Other neurobiological differences between adult and adolescent suicide could provide more telltale signs.

For example, a group led by Ghanshyam Pandey, Professor of Pharmacology in Psychiatry at the University of Illinois at Chicago, has found that there are differences in levels of guanine-nucleotide-binding proteins (G proteins) between adults and teenage suicides2. Around 80% of receptors for neurotransmitters, including serotonin, hormones and neuromodulators elicit their responses through G proteins.

"The major question of whether these differences in the neurobiological abnormalities between adult and adolescent suicide explain the SSRI-induced suicidality is not clear and that will need to be addressed only after further work with SSRIs," says Pandey.

The fact that suicidal behaviour is in part heritable has led researchers to hunt for a predisposing gene or genes. These efforts have met with mixed success, but earlier this year, researchers identified six chromosomal regions that seem to harbour genes influencing suicidal behaviour in families with depresssion3.

"Interestingly, some suicide risk loci appear to influence the development of suicidal behaviours in patients with one psychiatric disorder, or diagnostic subtype, but not another," says George Zubenko, Professor of Psychiatry at the University of Pittsburgh School of Medicine, and lead researcher of this study.

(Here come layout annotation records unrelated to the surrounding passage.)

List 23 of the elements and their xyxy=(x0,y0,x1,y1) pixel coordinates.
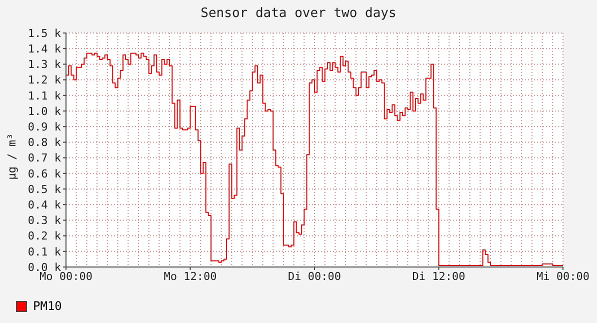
y-tick-label: 1.1 k xyxy=(28,89,62,102)
y-axis-title: µg / m³ xyxy=(6,132,18,182)
x-tick-label: Mo 00:00 xyxy=(40,270,92,283)
x-tick-label: Di 00:00 xyxy=(288,270,341,283)
y-tick-label: 0.5 k xyxy=(28,182,62,196)
y-tick-label: 0.9 k xyxy=(28,120,62,134)
y-tick-label: 0.3 k xyxy=(28,214,62,228)
y-tick-label: 0.1 k xyxy=(28,245,62,258)
y-tick-label: 0.8 k xyxy=(28,136,62,150)
y-tick-label: 1.4 k xyxy=(28,42,62,56)
y-tick-label: 0.7 k xyxy=(28,152,62,165)
x-tick-label: Di 12:00 xyxy=(412,270,466,283)
y-tick-label: 0.6 k xyxy=(28,167,62,180)
y-tick-label: 1.3 k xyxy=(28,58,62,72)
y-tick-label: 0.2 k xyxy=(28,230,62,243)
y-tick-label: 1.5 k xyxy=(28,26,62,40)
y-tick-label: 1.2 k xyxy=(28,74,62,87)
legend-label: PM10 xyxy=(32,299,62,313)
x-tick-label: Mi 00:00 xyxy=(536,270,590,283)
x-tick-label: Mo 12:00 xyxy=(164,270,217,283)
y-tick-label: 1.0 k xyxy=(28,104,62,118)
y-tick-label: 0.4 k xyxy=(28,198,62,212)
chart-title: Sensor data over two days xyxy=(200,6,398,21)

Zubenko hopes to track down the specific genes in the identified linkage regions that influence the risk of depressive disorders and suicide. But in the shorter-term, he says these studies could help to identify high-risk individuals, for whom early intervention may save lives, and help optimise existing treatment administration. "The current rate limiting step is raising the funds to support these initiatives," says Zubenko.

References

  1. Mann J. J. Nature Rev. Neurosci., 4. 819 - 828 (2003).
  2. Dwivedi Y., et al. Neuropsychopharmacology, 27. 499 - 517 (2002).
  3. Zubenko G. S., et al. Am. J. Med. Genet., 129B. 47 - 54 (2004).